In my seven years as a broadcast reporter, the most uncomfortable interviews I experienced weren’t during a crisis or from an investigative story. Those cringe-worthy moments came during ordinary interviews with company spokespeople who were unprepared. What should have been an easy interview for both the reporter and interviewee was made difficult by their nervousness and lack of polish. That’s where media training can make a big difference.   
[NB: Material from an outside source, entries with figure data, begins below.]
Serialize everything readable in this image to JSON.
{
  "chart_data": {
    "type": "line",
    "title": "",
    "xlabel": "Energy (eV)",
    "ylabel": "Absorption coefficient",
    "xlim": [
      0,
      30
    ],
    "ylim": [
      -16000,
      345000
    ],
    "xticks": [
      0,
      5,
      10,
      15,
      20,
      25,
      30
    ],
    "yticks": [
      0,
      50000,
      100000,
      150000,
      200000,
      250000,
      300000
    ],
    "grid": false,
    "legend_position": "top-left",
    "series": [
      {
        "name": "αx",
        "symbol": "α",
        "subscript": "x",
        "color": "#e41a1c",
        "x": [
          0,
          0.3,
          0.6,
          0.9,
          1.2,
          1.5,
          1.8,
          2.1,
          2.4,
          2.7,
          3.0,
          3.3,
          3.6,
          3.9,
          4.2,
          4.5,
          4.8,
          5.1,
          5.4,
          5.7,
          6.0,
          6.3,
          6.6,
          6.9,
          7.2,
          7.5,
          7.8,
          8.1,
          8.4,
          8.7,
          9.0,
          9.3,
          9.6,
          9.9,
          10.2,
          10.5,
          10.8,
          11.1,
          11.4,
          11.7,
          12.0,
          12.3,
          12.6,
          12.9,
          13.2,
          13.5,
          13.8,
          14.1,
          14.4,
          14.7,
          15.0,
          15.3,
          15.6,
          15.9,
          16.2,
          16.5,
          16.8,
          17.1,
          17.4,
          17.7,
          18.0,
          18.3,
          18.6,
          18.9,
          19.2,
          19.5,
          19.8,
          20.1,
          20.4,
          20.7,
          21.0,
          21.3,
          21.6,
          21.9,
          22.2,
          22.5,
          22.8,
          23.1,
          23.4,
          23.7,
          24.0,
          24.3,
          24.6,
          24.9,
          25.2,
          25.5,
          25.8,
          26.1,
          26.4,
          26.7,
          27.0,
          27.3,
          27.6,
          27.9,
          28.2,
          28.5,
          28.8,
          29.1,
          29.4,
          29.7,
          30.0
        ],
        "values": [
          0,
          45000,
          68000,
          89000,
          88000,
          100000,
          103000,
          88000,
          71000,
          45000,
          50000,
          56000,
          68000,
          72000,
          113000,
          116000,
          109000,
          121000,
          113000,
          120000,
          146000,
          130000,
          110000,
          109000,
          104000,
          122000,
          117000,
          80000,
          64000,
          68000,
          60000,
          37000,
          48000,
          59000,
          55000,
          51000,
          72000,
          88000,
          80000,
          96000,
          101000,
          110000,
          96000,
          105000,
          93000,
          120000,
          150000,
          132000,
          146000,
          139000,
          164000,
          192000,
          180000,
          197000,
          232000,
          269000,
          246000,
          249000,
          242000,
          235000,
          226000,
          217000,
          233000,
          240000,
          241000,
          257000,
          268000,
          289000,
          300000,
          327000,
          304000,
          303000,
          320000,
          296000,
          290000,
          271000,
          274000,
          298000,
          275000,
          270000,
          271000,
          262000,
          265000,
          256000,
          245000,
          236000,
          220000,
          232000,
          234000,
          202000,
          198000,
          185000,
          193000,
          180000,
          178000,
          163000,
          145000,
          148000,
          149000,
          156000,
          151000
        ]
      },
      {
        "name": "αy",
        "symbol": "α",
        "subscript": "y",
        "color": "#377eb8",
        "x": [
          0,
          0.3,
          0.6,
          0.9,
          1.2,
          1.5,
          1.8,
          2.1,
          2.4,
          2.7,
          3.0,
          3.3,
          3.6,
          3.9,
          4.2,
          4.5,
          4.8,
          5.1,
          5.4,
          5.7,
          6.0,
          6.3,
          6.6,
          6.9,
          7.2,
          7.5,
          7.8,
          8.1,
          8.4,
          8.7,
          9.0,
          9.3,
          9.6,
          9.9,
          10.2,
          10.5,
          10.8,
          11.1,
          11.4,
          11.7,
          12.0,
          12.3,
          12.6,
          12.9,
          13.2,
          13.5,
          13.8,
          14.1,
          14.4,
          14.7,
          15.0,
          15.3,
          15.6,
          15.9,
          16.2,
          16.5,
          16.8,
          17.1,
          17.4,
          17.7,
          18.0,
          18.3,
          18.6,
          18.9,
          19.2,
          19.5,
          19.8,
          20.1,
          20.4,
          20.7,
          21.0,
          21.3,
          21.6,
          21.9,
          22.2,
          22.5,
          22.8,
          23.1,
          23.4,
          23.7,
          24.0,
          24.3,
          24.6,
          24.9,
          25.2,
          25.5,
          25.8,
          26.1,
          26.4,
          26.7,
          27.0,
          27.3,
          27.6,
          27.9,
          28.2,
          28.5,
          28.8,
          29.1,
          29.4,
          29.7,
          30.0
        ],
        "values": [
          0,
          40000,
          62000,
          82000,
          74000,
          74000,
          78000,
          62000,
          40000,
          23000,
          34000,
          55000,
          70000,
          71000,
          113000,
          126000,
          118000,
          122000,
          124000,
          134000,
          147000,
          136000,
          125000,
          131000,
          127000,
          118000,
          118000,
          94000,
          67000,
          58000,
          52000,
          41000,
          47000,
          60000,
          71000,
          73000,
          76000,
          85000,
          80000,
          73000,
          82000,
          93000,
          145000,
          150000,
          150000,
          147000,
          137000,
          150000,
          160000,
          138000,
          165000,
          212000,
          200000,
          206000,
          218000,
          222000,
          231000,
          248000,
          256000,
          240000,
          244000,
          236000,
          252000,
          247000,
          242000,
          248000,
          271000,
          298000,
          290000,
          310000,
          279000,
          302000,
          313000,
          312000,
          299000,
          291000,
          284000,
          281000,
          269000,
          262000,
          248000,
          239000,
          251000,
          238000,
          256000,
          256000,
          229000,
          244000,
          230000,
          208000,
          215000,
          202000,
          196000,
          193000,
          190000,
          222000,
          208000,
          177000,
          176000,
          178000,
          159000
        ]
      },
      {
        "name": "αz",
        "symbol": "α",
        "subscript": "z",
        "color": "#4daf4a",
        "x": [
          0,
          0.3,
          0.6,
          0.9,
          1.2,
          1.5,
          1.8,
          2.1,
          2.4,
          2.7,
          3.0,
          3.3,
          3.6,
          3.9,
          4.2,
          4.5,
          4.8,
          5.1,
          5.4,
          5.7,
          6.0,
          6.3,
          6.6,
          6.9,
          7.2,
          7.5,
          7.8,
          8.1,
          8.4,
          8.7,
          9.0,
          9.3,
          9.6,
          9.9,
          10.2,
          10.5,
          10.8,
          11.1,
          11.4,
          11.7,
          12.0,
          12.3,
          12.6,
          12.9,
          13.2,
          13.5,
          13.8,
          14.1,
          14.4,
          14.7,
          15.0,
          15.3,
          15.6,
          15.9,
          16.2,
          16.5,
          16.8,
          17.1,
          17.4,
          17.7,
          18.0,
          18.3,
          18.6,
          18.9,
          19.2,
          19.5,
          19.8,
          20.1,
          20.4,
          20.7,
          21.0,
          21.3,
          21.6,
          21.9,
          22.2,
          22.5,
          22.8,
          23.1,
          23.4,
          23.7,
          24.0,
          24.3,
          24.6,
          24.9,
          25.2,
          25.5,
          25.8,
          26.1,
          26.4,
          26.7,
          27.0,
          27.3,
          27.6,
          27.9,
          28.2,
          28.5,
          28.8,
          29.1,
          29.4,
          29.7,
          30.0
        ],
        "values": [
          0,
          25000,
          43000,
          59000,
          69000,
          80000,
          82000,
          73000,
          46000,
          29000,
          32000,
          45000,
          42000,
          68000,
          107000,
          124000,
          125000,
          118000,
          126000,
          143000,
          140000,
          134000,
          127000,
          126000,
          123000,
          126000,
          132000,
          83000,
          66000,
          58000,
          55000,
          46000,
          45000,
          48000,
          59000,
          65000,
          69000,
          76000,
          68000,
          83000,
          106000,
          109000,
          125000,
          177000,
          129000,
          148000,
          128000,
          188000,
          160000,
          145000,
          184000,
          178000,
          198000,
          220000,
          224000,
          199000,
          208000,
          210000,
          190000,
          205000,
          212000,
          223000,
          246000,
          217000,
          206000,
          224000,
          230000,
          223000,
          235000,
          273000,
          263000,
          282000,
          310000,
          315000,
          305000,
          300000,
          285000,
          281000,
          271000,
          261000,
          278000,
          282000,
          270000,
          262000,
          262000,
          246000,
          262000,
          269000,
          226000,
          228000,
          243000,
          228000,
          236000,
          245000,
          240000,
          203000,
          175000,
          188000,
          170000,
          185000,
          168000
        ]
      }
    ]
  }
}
At Three Box, the media training we teach our clients is simple. We explain what reporters do and how they work, introduce the interview process, brainstorm potential questions and host a mock interview. We provide clients information to put them at ease and prepare them for interviews. Here’s a preview of our media training service.

Understanding Reporters

As a former reporter, I find that this step is crucial. We explain what reporters are (insightful and observant) and what they are not (your friend or enemy). By examining reporters, we can eliminate some of the natural fear of an interview, while also providing a healthy dose of skepticism. Reporters are there to do a job – interviewees need to understand and respect that.

The Interview Process

Why are they asking that question? What’s b-roll? Should I say, “no comment”? These are some of the questions we go over in this section of training. We want you to feel comfortable with the set up and requests the reporter might have. This is where we go over the materials and skills needed for a successful interview (ex. key messaging, bridging, researching the reporter and media outlet).

Potential Questions

Here, we can tackle the areas where you or your company may have weaknesses, while also building up areas to highlight. Difficult questions are always tricky to maneuver, but through media training and prepared messaging, we can be ready for them.

Mock Interview

This portion of our process can be uncomfortable, but it’s critical to training. We do a 10-minute, on-camera interview, where we go through a range of questions – from the plausible to the bizarre. Again, reporters are inquisitive, and you might get a strange question or two. After the mock interview, we’ll send you the interview footage to study, along with our notes on areas for improvement.

After media training, clients are equipped to represent their company on-camera as well as they do when it’s off.